Agriculture can adapt to climate change
Innovative agricultural technologies can produce crops that meet climate change challenges, says ICRISAT head William Dar.
Sustainable land and water management combined with innovative agricultural technologies could mitigate climate change and help poor farmers adapt to its impacts.
New knowledge, technology and policy for agriculture have never been more critical, and adaptation and mitigation strategies must urgently be applied to national and regional development programmes.
Without these measures developing countries will suffer increased food insecurity. For the 1.5 billion people engaged in agriculture in the developing world, even a small loss in agricultural productivity could mushroom into a large loss of income.
And new strategies must be built around 'green' agricultural technologies, such as adaptive plant breeding, pest forecasting, rainwater harvesting and fertiliser microdosing, where small amounts of fertiliser are given to each seed.
Water and land use
Water is critical for agriculture across the semi-arid tropics. Although rainfall predictions remain uncertain, scientists agree that climate change will reduce water availability and storage, and warmer temperatures will increase the amount of water needed by crops.
Improving crop production in these regions largely depends on better capture and storage of rainwater. But rainwater harvesting and storage technologies remain underdeveloped. And we know little about the economic viability of such systems — implementing them may well require financial investment beyond the capacity of most rural communities.

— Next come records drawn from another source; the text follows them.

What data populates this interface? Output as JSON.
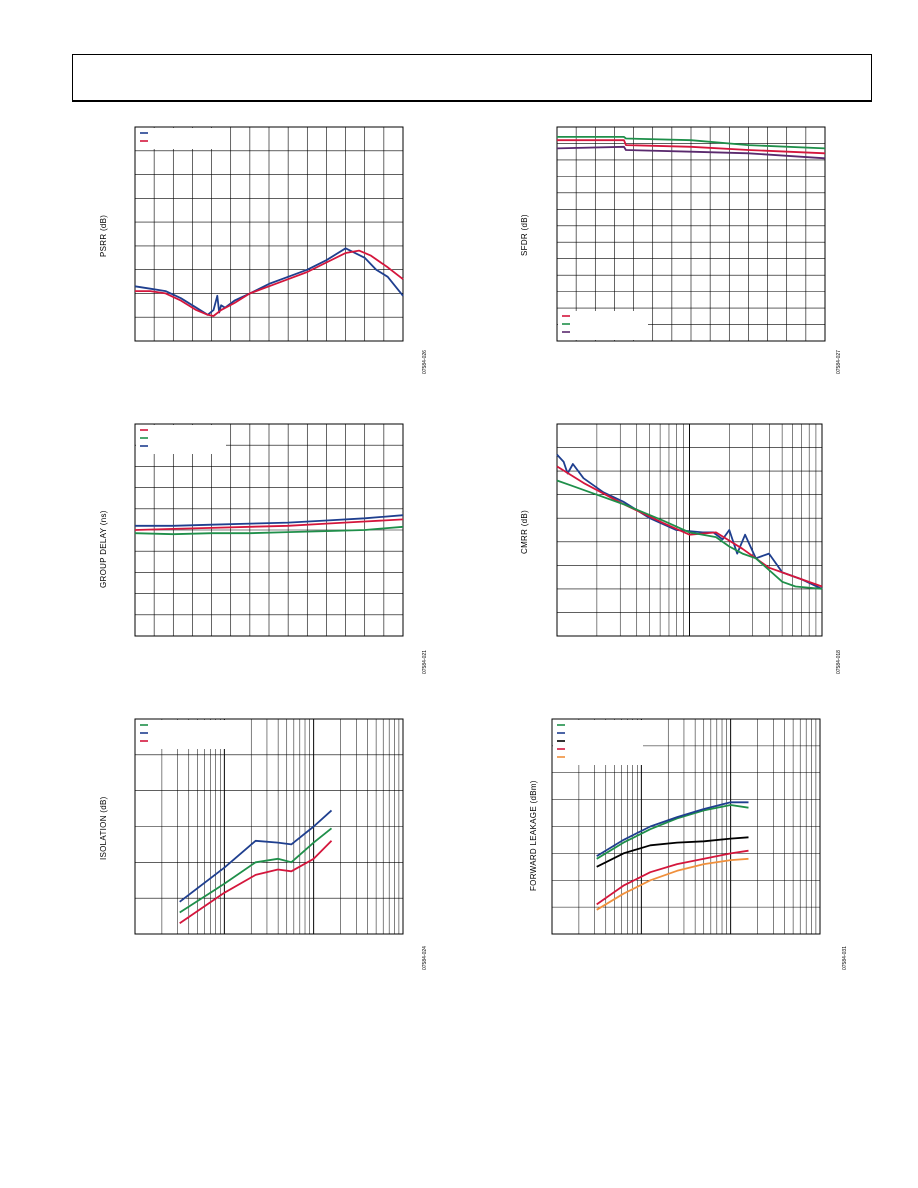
{
  "colors": {
    "blue": "#1f3f8f",
    "red": "#d4163c",
    "green": "#1f8f4a",
    "black": "#000000",
    "orange": "#f0903c",
    "purple": "#5a2a6e",
    "grid": "#000000"
  },
  "charts": {
    "psrr": {
      "ylabel": "PSRR (dB)",
      "fig_id": "07584-026",
      "chart_data": {
        "type": "line",
        "xlabel": "",
        "ylabel": "PSRR (dB)",
        "x_scale": "linear",
        "xlim": [
          0,
          14
        ],
        "ylim": [
          0,
          9
        ],
        "grid": true,
        "legend": {
          "placement": "top-left",
          "entries": 2
        },
        "series": [
          {
            "color": "blue",
            "x": [
              0,
              0.8,
              1.6,
              2.4,
              3.2,
              3.8,
              4.1,
              4.3,
              4.4,
              4.5,
              4.7,
              5.2,
              6.0,
              7.0,
              8.0,
              9.0,
              10.0,
              11.0,
              12.0,
              12.6,
              13.2,
              14.0
            ],
            "y": [
              2.3,
              2.2,
              2.1,
              1.8,
              1.4,
              1.1,
              1.3,
              1.9,
              1.2,
              1.5,
              1.4,
              1.7,
              2.0,
              2.4,
              2.7,
              3.0,
              3.4,
              3.9,
              3.5,
              3.0,
              2.7,
              1.9
            ]
          },
          {
            "color": "red",
            "x": [
              0,
              0.8,
              1.6,
              2.4,
              3.2,
              3.8,
              4.1,
              4.5,
              5.2,
              6.0,
              7.0,
              8.0,
              9.0,
              10.0,
              11.0,
              11.7,
              12.3,
              13.2,
              14.0
            ],
            "y": [
              2.1,
              2.1,
              2.0,
              1.7,
              1.3,
              1.1,
              1.05,
              1.3,
              1.6,
              2.0,
              2.3,
              2.6,
              2.9,
              3.3,
              3.7,
              3.8,
              3.6,
              3.1,
              2.6
            ]
          }
        ]
      }
    },
    "sfdr": {
      "ylabel": "SFDR (dB)",
      "fig_id": "07584-027",
      "chart_data": {
        "type": "line",
        "xlabel": "",
        "ylabel": "SFDR (dB)",
        "x_scale": "linear",
        "xlim": [
          0,
          14
        ],
        "ylim": [
          0,
          13
        ],
        "grid": true,
        "legend": {
          "placement": "bottom-left",
          "entries": 3
        },
        "series": [
          {
            "color": "red",
            "x": [
              0,
              3.5,
              3.6,
              7,
              10,
              14
            ],
            "y": [
              12.2,
              12.2,
              11.9,
              11.8,
              11.6,
              11.4
            ]
          },
          {
            "color": "green",
            "x": [
              0,
              3.5,
              3.6,
              7,
              10,
              14
            ],
            "y": [
              12.4,
              12.4,
              12.3,
              12.2,
              11.9,
              11.7
            ]
          },
          {
            "color": "purple",
            "x": [
              0,
              3.5,
              3.6,
              7,
              10,
              14
            ],
            "y": [
              11.7,
              11.8,
              11.6,
              11.5,
              11.4,
              11.1
            ]
          }
        ]
      }
    },
    "group_delay": {
      "ylabel": "GROUP DELAY (ns)",
      "fig_id": "07584-021",
      "chart_data": {
        "type": "line",
        "xlabel": "",
        "ylabel": "GROUP DELAY (ns)",
        "x_scale": "linear",
        "xlim": [
          0,
          14
        ],
        "ylim": [
          0,
          10
        ],
        "grid": true,
        "legend": {
          "placement": "top-left",
          "entries": 3
        },
        "series": [
          {
            "color": "red",
            "x": [
              0,
              2,
              4,
              6,
              8,
              10,
              12,
              14
            ],
            "y": [
              5.0,
              5.05,
              5.1,
              5.15,
              5.2,
              5.3,
              5.4,
              5.5
            ]
          },
          {
            "color": "green",
            "x": [
              0,
              2,
              4,
              6,
              8,
              10,
              12,
              14
            ],
            "y": [
              4.85,
              4.8,
              4.85,
              4.85,
              4.9,
              4.95,
              5.0,
              5.15
            ]
          },
          {
            "color": "blue",
            "x": [
              0,
              2,
              4,
              6,
              8,
              10,
              12,
              14
            ],
            "y": [
              5.2,
              5.2,
              5.25,
              5.3,
              5.35,
              5.45,
              5.55,
              5.7
            ]
          }
        ]
      }
    },
    "cmrr": {
      "ylabel": "CMRR (dB)",
      "fig_id": "07584-018",
      "chart_data": {
        "type": "line",
        "xlabel": "",
        "ylabel": "CMRR (dB)",
        "x_scale": "log",
        "xlim": [
          0,
          2
        ],
        "ylim": [
          0,
          9
        ],
        "grid": true,
        "series": [
          {
            "color": "blue",
            "x": [
              0,
              0.05,
              0.08,
              0.12,
              0.2,
              0.35,
              0.5,
              0.7,
              0.9,
              1.1,
              1.18,
              1.25,
              1.3,
              1.36,
              1.42,
              1.5,
              1.6,
              1.7,
              1.85,
              2.0
            ],
            "y": [
              7.7,
              7.4,
              6.9,
              7.3,
              6.7,
              6.1,
              5.7,
              5.0,
              4.5,
              4.4,
              4.4,
              4.1,
              4.5,
              3.5,
              4.3,
              3.3,
              3.5,
              2.7,
              2.4,
              2.0
            ]
          },
          {
            "color": "red",
            "x": [
              0,
              0.2,
              0.5,
              0.8,
              1.0,
              1.2,
              1.4,
              1.6,
              1.8,
              2.0
            ],
            "y": [
              7.2,
              6.5,
              5.6,
              4.8,
              4.3,
              4.4,
              3.7,
              2.9,
              2.5,
              2.1
            ]
          },
          {
            "color": "green",
            "x": [
              0,
              0.1,
              0.3,
              0.5,
              0.8,
              1.0,
              1.1,
              1.2,
              1.3,
              1.4,
              1.5,
              1.6,
              1.7,
              1.8,
              2.0
            ],
            "y": [
              6.6,
              6.4,
              6.0,
              5.6,
              4.9,
              4.4,
              4.3,
              4.2,
              3.8,
              3.5,
              3.3,
              2.8,
              2.3,
              2.1,
              2.0
            ]
          }
        ]
      }
    },
    "isolation": {
      "ylabel": "ISOLATION (dB)",
      "fig_id": "07584-024",
      "chart_data": {
        "type": "line",
        "xlabel": "",
        "ylabel": "ISOLATION (dB)",
        "x_scale": "log",
        "xlim": [
          0,
          3
        ],
        "ylim": [
          0,
          6
        ],
        "grid": true,
        "legend": {
          "placement": "top-left",
          "entries": 3
        },
        "series": [
          {
            "color": "green",
            "x": [
              0.5,
              1.0,
              1.35,
              1.6,
              1.75,
              2.0,
              2.2
            ],
            "y": [
              0.6,
              1.4,
              2.0,
              2.1,
              2.0,
              2.55,
              2.95
            ]
          },
          {
            "color": "blue",
            "x": [
              0.5,
              1.0,
              1.35,
              1.6,
              1.75,
              2.0,
              2.2
            ],
            "y": [
              0.9,
              1.85,
              2.6,
              2.55,
              2.5,
              3.0,
              3.45
            ]
          },
          {
            "color": "red",
            "x": [
              0.5,
              1.0,
              1.35,
              1.6,
              1.75,
              2.0,
              2.2
            ],
            "y": [
              0.3,
              1.15,
              1.65,
              1.8,
              1.75,
              2.1,
              2.6
            ]
          }
        ]
      }
    },
    "forward_leakage": {
      "ylabel": "FORWARD LEAKAGE (dBm)",
      "fig_id": "07584-031",
      "chart_data": {
        "type": "line",
        "xlabel": "",
        "ylabel": "FORWARD LEAKAGE (dBm)",
        "x_scale": "log",
        "xlim": [
          0,
          3
        ],
        "ylim": [
          0,
          8
        ],
        "grid": true,
        "legend": {
          "placement": "top-left",
          "entries": 5
        },
        "series": [
          {
            "color": "green",
            "x": [
              0.5,
              0.8,
              1.1,
              1.4,
              1.7,
              2.0,
              2.2
            ],
            "y": [
              2.8,
              3.4,
              3.9,
              4.3,
              4.6,
              4.8,
              4.7
            ]
          },
          {
            "color": "blue",
            "x": [
              0.5,
              0.8,
              1.1,
              1.4,
              1.7,
              2.0,
              2.2
            ],
            "y": [
              2.9,
              3.5,
              4.0,
              4.35,
              4.65,
              4.9,
              4.9
            ]
          },
          {
            "color": "black",
            "x": [
              0.5,
              0.8,
              1.1,
              1.4,
              1.7,
              2.0,
              2.2
            ],
            "y": [
              2.5,
              3.0,
              3.3,
              3.4,
              3.45,
              3.55,
              3.6
            ]
          },
          {
            "color": "red",
            "x": [
              0.5,
              0.8,
              1.1,
              1.4,
              1.7,
              2.0,
              2.2
            ],
            "y": [
              1.1,
              1.8,
              2.3,
              2.6,
              2.8,
              3.0,
              3.1
            ]
          },
          {
            "color": "orange",
            "x": [
              0.5,
              0.8,
              1.1,
              1.4,
              1.7,
              2.0,
              2.2
            ],
            "y": [
              0.9,
              1.5,
              2.0,
              2.35,
              2.6,
              2.75,
              2.8
            ]
          }
        ]
      }
    }
  }
}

As almost 95 per cent of water in developing countries is used to irrigate farmlands, policies to improve irrigation efficiency are also critical. Research is needed on water flows and water quality, and infrastructure needs to be improved.
Better land and crop management are equally important. There are already some promising and economically viable technologies to reduce risk of crop failure, improve soil fertility and increase productivity under variable climatic conditions.
These include methods to reduce agricultural inputs, such as fertiliser microdosing and smarter application of pesticides, as well as technologies for minimising soil disturbance such as reduced tillage, conservation agriculture and crop rotation.
Revising planting dates, plant densities and crop sequences can help cope with delayed rainy seasons, longer dry spells and earlier plant maturity that are already being observed across parts of Africa including Malawi, Mozambique, Zambia and Zimbabwe.
Changes in growing seasons in the tropics can also, to a large degree, be mitigated by redeploying existing improved crop varieties that can cope with a wide range of climatic conditions.
For example my organisation, the International Crops Research Institute for the Semi-Arid Tropics (ICRISAT), has developed pearl millet hybrids that can cope with temperatures of 40 degrees Celsius and deliver normal yields with limited water. Our short duration varieties of chickpea and pigeon pea mature in 65–75 days and so can escape terminal drought — lack of water at later stages of growth.
What we need now is a better understanding of the physiological mechanisms underlying heat tolerance so that we can develop more effective screening techniques for desired traits, and identify wider gene pools to develop 'climate-proof' crops.
Developing technologies to help farmers control pests is just as important.
Climate change could have positive, negative or no impact on each pest. But we need better models to assess their global impact as most pest population prediction models have different spatial and temporal scales than global climate models.
Pests are usually controlled by cultural practices, natural enemies, host plant resistance, biopesticides and synthetic pesticides. But many of these control tactics are highly sensitive to the environment and climate change may render them less effective.
It may alter the interactions between pests and their host plants, directly affecting resistance to pest control. For example, there are indications that stem rot (Sclerotium rolfsii) resistance in groundnut is temperature dependent, while in Kenya resistance to sorghum midge (Stenodiplosis sorghicola) breaks down under high humidity and moderate temperatures.
We must urgently identify and develop crops that can resist pests under variable climates. ICRISAT has started work in this area, developing mildew-resistant pearl millet in India, wilt-resistant high-yielding pigeon pea in Malawi, Mozambique and Tanzania, and rosette-resistant groundnuts in Uganda.
Invest in innovation
In the medium term (2010–2050), scientists are well placed to help poor farmers mitigate the challenges of climate change.
The impact of climate change on yields from low-input agriculture is likely to be minimal as other factors will continue to be the overriding constraints on crop growth and yield. Adopting the agricultural technologies outlined above will substantially increase the yields of smallholders, regardless of climate change.
But adopting better 'temperature-adapted' varieties could completely mitigate the climate change effects that result from global warming.
We urgently need better policies that support the adoption of agricultural innovation. Not only will these improve the welfare of rural populations now, but they will also do a great deal to mitigate the future impacts of climate change.
William D. Dar is director general of the International Crops Research Institute for the Semi-Arid Tropics (ICRISAT), Andhra Pradesh, India.